Orin Hirschman: The question I never asked you as a company, the systems that are being shipped, are they primarily just to the military directly? Or are they actually to customers that are integrating them into systems that actually do the defense and try and take it down?
Sam Rubin: Always to integrate it. So I don’t think we’ve shipped systems directly to military, definitely not on the long-range cameras. We have some direct military programs on optical assembly side, but not on cameras. Cameras currently all go to integrators. They could be defense primes like Lockheed Martin, Raytheon, Booz and Co — Booz Allen. They could be much smaller companies that are integrating. It could be remote weapon systems where it’s sort of automated systems to shoot drones down, but there’s always some level of integration after us.
Orin Hirschman: Just 2 more questions, if I may. Those systems that do the integration, do they actually integrate in such a way that the drone is kept under surveillance from your system and it actually has to do the calculations and help in terms of the countermeasure that’s being done?
Sam Rubin: Yes, absolutely. Systems are integrated into pan-tilts or moving controls that are then tracking the drone. And oftentimes, from the data you collect from the camera, there’s quite a bit of calculations you can do. Simplest is the azimuth and even distance. In other extremes, you can calculate some atmospheric conditions, including even wind speed in some cases using the information from the camera. And our customers, the integrators do exactly that.
Orin Hirschman: Okay. And the last question is on the missile program. Are there other missile programs that need the same level of sophistication that are in any stage of discussion or anything moving along through the pipeline?
Sam Rubin: Yes. We have 2 more missile programs that our technology is being integrated into.
Orin Hirschman: Are those actually clear that those programs are going to go into production? Have you talked about those programs?

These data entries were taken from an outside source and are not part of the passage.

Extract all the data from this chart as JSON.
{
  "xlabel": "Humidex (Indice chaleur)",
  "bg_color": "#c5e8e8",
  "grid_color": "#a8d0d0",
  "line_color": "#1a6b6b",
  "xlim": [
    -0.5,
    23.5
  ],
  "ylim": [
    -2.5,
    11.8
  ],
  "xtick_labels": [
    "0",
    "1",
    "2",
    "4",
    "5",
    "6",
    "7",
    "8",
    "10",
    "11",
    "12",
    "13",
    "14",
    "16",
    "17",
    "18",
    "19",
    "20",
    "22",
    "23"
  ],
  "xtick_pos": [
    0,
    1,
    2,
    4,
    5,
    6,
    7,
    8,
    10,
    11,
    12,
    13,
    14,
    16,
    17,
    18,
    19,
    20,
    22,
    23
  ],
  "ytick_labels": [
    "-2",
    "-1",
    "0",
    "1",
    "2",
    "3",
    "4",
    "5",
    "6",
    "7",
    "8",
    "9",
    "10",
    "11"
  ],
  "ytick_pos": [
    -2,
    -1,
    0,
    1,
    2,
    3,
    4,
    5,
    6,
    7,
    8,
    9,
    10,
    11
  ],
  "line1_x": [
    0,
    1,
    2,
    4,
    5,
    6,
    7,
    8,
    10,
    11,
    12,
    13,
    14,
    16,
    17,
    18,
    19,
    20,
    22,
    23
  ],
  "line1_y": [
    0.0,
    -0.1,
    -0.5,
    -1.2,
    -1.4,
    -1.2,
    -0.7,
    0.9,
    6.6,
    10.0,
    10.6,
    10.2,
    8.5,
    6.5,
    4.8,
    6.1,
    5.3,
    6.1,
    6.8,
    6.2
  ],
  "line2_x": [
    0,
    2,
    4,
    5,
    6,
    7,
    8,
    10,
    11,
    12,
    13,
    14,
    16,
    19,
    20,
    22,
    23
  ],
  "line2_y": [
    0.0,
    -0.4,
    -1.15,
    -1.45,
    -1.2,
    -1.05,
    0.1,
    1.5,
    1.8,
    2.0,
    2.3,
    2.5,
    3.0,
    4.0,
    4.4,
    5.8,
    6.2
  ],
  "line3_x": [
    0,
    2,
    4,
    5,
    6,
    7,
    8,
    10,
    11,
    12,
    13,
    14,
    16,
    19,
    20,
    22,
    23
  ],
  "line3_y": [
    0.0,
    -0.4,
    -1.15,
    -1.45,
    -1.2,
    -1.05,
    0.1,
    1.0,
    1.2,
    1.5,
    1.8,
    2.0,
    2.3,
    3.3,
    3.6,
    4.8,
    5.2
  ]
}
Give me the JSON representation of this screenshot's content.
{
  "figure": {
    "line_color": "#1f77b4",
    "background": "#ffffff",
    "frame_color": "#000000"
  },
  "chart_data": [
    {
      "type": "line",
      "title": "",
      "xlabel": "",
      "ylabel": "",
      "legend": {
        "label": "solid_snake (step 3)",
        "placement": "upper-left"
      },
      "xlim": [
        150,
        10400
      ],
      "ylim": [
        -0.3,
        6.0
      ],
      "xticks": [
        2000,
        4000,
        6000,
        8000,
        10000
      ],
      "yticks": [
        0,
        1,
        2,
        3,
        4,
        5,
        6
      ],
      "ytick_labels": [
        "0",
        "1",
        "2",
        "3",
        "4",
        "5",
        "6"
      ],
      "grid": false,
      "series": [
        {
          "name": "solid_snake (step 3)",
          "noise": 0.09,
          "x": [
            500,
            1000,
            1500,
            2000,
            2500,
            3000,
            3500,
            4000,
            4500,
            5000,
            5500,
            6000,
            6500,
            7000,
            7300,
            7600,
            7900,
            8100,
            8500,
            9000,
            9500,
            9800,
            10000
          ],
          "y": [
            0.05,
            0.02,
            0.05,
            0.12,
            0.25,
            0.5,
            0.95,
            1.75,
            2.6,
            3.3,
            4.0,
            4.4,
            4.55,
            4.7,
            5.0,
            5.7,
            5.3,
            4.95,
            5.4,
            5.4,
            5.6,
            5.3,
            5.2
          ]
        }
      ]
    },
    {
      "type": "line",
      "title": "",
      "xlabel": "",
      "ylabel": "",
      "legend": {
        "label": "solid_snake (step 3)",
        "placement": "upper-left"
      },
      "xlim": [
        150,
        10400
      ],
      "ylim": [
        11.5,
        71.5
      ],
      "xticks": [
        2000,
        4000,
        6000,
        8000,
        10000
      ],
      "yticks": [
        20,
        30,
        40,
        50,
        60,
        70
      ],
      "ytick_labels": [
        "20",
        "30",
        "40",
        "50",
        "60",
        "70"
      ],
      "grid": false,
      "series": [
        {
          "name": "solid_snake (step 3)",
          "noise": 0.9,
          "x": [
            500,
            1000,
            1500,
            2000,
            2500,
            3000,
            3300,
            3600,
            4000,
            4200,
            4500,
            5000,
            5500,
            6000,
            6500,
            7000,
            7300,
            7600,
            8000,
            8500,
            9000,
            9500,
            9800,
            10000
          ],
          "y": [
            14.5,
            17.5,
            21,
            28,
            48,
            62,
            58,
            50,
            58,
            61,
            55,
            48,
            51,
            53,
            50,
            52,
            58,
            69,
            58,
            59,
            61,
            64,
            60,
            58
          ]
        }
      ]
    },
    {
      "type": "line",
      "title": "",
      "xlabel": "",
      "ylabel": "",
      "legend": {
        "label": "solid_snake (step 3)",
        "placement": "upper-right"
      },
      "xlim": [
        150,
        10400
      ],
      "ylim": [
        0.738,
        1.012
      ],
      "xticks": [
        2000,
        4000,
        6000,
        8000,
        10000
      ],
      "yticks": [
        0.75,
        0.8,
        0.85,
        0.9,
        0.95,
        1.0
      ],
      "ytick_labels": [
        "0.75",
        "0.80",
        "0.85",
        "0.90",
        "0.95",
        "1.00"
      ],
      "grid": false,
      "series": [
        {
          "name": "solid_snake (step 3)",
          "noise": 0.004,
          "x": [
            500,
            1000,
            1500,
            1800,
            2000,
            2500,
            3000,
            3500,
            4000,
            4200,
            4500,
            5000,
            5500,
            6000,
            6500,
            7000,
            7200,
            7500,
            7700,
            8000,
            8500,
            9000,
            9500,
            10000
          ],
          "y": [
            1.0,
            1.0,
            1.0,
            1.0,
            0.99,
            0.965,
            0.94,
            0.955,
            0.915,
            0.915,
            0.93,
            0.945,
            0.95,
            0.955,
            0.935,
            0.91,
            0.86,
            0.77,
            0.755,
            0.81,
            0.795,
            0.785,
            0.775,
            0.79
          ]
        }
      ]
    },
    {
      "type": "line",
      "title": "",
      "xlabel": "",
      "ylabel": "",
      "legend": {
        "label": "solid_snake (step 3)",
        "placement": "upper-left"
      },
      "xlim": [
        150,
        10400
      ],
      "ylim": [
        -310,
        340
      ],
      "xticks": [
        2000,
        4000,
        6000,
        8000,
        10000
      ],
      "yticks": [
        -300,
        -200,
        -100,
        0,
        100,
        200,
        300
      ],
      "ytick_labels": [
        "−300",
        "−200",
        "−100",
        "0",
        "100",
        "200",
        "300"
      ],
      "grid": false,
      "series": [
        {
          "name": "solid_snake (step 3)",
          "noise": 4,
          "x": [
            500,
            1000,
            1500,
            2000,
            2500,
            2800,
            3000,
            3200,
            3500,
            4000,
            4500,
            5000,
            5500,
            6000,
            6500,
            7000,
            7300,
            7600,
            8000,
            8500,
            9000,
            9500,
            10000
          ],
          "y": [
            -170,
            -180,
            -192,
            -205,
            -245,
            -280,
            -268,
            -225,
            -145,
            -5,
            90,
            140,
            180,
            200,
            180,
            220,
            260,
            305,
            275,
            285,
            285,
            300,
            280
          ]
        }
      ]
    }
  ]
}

Sam Rubin: No, it’s a bit — they’re much earlier on than the NGSRI program. But on the other hand, we don’t — the last 2 years in which we spent developing a product that passes all environmental and [ G-Force ] acceleration and all of that, that’s behind us. So now we come to every — every new program like that with the credibility already of having developed something that passes all of that. So the earlier stage, but our time in those programs will be much faster.
Orin Hirschman: One last question, if I may, just a housekeeping question. Is there — do you happen to have handy a non-GAAP OpEx number pulling out the acquisition-related charges?
Albert Miranda: No, we don’t. We don’t.
Operator: Thank you. There are no further questions at this time. This does conclude today’s conference. We thank you again for your participation. You may now disconnect your lines.